DSCF7910Voir dans le complexe le simple, déduire du simple le complexe. Au-dessus d’Unjo An en août. Nguyen Thanh Thien @ 2016

J’ai toujours suivi l’esprit du keiko en l’ignorant comme un Monsieur Jourdain qui faisait de la prose sans le savoir et qui, le sachant, en fut ravi. Je fais du keiko et j’en comprends aujourd’hui l’esprit. Le keiko est l’exercice, simplement. Il est cet acte de foi qui cherche et trouve dans le simple exercice transmis, dans la technique de base, dans l’abécédaire de notre discipline, la leçon qui s’y cache. Au rendez-vous du cours, il dévoile une compréhension nouvelle et nous informe de notre progression.

Le keiko n’est pas une divagation, ni un détour, ni une énième répétition de ce qui fut entendu et rabâché. L’exercice maintenu sur la durée est la porte directe au stade suivant. Dogen disait que méditation et compréhension sont un.

Le keiko est la compréhension ; la compréhension est le keiko.

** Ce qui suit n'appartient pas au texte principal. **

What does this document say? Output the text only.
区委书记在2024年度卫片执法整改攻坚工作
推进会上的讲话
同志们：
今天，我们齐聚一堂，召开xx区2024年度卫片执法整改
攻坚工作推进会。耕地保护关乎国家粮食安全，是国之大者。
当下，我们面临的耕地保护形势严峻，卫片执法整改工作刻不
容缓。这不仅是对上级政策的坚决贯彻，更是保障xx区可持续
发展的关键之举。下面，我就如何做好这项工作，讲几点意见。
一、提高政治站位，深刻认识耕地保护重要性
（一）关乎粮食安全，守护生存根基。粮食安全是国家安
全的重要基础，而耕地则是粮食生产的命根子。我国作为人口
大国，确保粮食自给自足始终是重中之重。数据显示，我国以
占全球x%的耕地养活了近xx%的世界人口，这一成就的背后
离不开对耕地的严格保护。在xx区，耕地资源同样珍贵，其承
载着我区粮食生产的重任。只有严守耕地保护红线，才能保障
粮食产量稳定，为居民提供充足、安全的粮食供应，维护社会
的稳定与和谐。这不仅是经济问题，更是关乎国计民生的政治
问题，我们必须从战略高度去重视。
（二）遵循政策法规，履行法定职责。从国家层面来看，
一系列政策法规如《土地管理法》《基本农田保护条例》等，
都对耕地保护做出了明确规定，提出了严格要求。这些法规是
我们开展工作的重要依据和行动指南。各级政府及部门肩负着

Je ne suis pas intéressé par les méthodes, nouvelles ou anciennes. Je veux avancer à partir de la leçon transmise et revenir sans cesse aux bases. Je pense que ces bases ordonnent et unifient chaque partie de l’art, qu’elles nous donnent accès à une vision de ce que voyait le maître fondateur, qu’elles nous les font partager avec lui. À certains moments du cours, à cet instant quand le keiko porte son fruit, la technique avancée et sa complexité jettent une lumière nouvelle sur l’atome du geste.

J’aime tresser et dé-tresser le simple avec le complexe tels qu’ils sont révélés par la technique.

Je suis allé voir d’autres senseïs mais je suis vite revenu à la source de mon art. J’y  gagnais certes un renouvellement de perspectives mais rapidement, j’ai couru vers mon origine, vers ce point d’appui qui ordonne le point de vue et ouvre le panorama. Mon art, le Ringenkaï Aïkido, est mon retour au départ,  à ma rencontre avec l’art de Noro Masamichi senseï et d’Ueshiba Moriheï senseï. Il est l’exploration que j’en ai faite et tous les fruits que j’y ai glanés. Je reviens vers le keiko comme au jeu de miroirs qui sondent chacun l’autre, allant vers un outre-sens, sans limite et toujours au présent.

Je m’émerveille de la richesse de ce qui a été donné et que j’ai reçu. Je plonge dans l’étude du détail et y découvre avec bonheur un reflet de l’ensemble. Le Ringenkaï Aïkido est le partage de cette joie de pratiquer.